Рапп был прав. Когда часовая стрелка показала 10, точно — секунда в секунду — раздался первый орудийный залп. Вслед за ним последовал второй, третий. Эхо гулко покатилось по холмам, окружавшим Куртинский лагерь. Кровавая драма русских революционных солдат во Франции началась.
Один снаряд попал в самую гущу собравшихся людей, на месте его разрыва остались убитые и раненые. Куртинцы как могли укрывались от огня противника. Снаряды последующих залпов разорвались у здания Куртинского Совета. Стало ясно, что командование карательных войск стремится в первую очередь разгромить революционный штаб лагеря, уничтожить его руководство.
После трех первых залпов наступил длительный перерыв. Совет приказал подобрать раненых и убрать убитых, всем солдатам спуститься с верхних этажей в подвалы. Командирам рот и дежурным подразделениям было приказано ответного огня не открывать. Совет решил выждать еще некоторое время. Ему казалось, что русское командование не пойдет на массовый расстрел революционных солдат, что этого не позволит и французское правительство. Это была вторая крупная ошибка, допущенная Куртиноким Советом. Не имея достаточного опыта вооруженной классовой борьбы, Совет не дал правильной оценки первым карательным действиям контрреволюционных сил. Часа через два артиллерия обрушила на лагерь еще более сильный огонь. Его дополнял ружейно-пулеметный огонь. Бомбардировка лагеря длилась с перерывами целый день.
В лагере работали свои «врачи» — ротные санитары. Однако они были не в состоянии оказать первую медицинскую помощь всем нуждающимся.
В 14 часов в Совет пришли его члены — Фролов и Смирнов. Обращаясь к присутствующим, Фролов взволнованно проговорил: [195]
— Товарищи!
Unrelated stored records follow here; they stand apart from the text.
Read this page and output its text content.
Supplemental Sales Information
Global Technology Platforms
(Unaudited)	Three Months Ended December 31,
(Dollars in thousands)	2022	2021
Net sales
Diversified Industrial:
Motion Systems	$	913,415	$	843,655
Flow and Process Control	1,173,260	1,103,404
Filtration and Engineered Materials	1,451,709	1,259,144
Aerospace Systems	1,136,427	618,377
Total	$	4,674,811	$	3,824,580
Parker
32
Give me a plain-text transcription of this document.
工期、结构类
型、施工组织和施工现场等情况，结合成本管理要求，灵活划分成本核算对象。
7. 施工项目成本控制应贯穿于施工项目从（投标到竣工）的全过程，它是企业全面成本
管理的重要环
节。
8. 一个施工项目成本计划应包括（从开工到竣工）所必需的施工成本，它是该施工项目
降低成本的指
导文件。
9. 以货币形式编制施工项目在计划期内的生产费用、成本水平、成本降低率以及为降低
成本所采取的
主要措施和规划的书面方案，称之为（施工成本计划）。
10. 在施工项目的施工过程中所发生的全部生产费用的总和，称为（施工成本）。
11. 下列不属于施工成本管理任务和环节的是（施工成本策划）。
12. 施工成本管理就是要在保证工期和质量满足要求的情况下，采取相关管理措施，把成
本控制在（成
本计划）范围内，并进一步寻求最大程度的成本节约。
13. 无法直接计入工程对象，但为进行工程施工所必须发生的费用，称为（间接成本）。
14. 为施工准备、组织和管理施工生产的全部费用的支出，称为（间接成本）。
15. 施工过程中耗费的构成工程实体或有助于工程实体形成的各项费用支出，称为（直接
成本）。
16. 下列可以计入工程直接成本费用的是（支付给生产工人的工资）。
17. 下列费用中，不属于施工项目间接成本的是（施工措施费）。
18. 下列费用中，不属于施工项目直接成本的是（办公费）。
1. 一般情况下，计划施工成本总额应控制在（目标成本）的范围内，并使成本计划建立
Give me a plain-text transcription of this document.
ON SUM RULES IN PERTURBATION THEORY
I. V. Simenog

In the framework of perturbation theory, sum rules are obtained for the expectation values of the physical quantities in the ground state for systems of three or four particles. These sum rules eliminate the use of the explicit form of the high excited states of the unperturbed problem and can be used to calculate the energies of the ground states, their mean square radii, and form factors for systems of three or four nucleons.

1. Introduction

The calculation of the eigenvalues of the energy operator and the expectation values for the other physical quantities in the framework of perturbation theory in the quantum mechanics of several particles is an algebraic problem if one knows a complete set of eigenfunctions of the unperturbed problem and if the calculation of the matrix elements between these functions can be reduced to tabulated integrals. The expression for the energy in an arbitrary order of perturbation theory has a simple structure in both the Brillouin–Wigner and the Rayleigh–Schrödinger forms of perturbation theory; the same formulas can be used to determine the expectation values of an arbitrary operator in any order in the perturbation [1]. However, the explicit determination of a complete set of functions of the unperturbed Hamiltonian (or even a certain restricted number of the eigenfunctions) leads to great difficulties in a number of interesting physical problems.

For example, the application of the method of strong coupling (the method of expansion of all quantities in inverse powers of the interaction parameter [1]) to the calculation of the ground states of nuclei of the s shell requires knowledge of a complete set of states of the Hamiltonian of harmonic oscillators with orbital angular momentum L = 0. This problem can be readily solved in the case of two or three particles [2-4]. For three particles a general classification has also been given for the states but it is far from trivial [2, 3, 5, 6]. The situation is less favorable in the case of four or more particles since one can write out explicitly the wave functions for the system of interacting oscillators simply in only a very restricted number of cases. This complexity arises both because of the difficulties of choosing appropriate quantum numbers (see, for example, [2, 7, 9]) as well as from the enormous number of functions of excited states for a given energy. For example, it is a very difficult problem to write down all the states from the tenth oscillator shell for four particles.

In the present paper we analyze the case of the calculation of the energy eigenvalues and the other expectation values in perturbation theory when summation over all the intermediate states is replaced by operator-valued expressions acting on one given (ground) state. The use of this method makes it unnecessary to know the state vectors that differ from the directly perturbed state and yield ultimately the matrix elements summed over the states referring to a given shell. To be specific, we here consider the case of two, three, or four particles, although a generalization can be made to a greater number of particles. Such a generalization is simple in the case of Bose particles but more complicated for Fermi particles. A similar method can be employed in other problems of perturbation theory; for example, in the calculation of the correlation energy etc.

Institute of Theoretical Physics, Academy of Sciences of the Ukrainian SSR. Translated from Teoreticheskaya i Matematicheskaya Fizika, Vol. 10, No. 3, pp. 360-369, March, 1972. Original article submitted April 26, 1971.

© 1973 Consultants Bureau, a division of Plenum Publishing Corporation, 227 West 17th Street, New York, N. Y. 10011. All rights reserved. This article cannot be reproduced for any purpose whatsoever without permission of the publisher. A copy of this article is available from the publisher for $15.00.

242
Что же делать дальше? Где искать выход? К кому обращаться? Кто нам поможет? Кругом жертвы, и жертвы большие! Наши надежды на высших французских властей не оправдались. Мы рассчитывали, что они не позволят расстрелять целую бригаду русских войск в своей стране. К сожалению, мы ошиблись. Они действуют заодно с русской контрреволюцией. Из создавшегося положения нет другого выхода, как... — Не закончив фразы, Фролов опустился на стул.
— Поздно раскаиваться, товарищ Фролов, — сказал спокойно и твердо председатель Совета Глоба, — мы действительно рассчитывали на то, что французское правительство не допустит расстрела. Но оно само, как это теперь выяснилось, принимает в нем непосредственное участие. Это будет уроком всем нам. Тому, что происходит сейчас, мы не должны удивляться. Этого нужно было ожидать. Капитулировать теперь немыслимо! Мы должны удержать наших людей от ответных действий и выждать еще хотя бы сутки. Этим мы еще раз докажем, что наши намерения не бунтарские... Если мы и вынуждены будем сдаться, то это нужно сделать с достоинством и меньшими жертвами. Если же решим драться, то рассчитаем наш удар так, чтобы он был сокрушительным. Все преимущества на нашей стороне. Солдаты остаются с нами. Мы все теперь убедились в жестокости наших врагов и ожидать от них ничего не можем, кроме одного: жестоких репрессий. Мы правы. Наши требования справедливы. Но мы одиноки, против нас и русская и французская реакция.
Выслушав Глобу, Фролов поднялся, обвел всех присутствующих долгим взглядом, как бы убеждая подчиниться неизбежному и... капитулировать. Его лицо было бледно. Он хотел еще что-то сказать, но только безнадежно махнул рукой и быстро вышел из Совета. Вслед за ним молча вышел и Смирнов. А когда к вечеру артиллерийский обстрел лагеря прекратился, Фролов и Смирнов с небольшой группой солдат своей роты, захватив вещевые мешки, без оружия пошли на приемо-сортировочный пункт по дороге на Орад.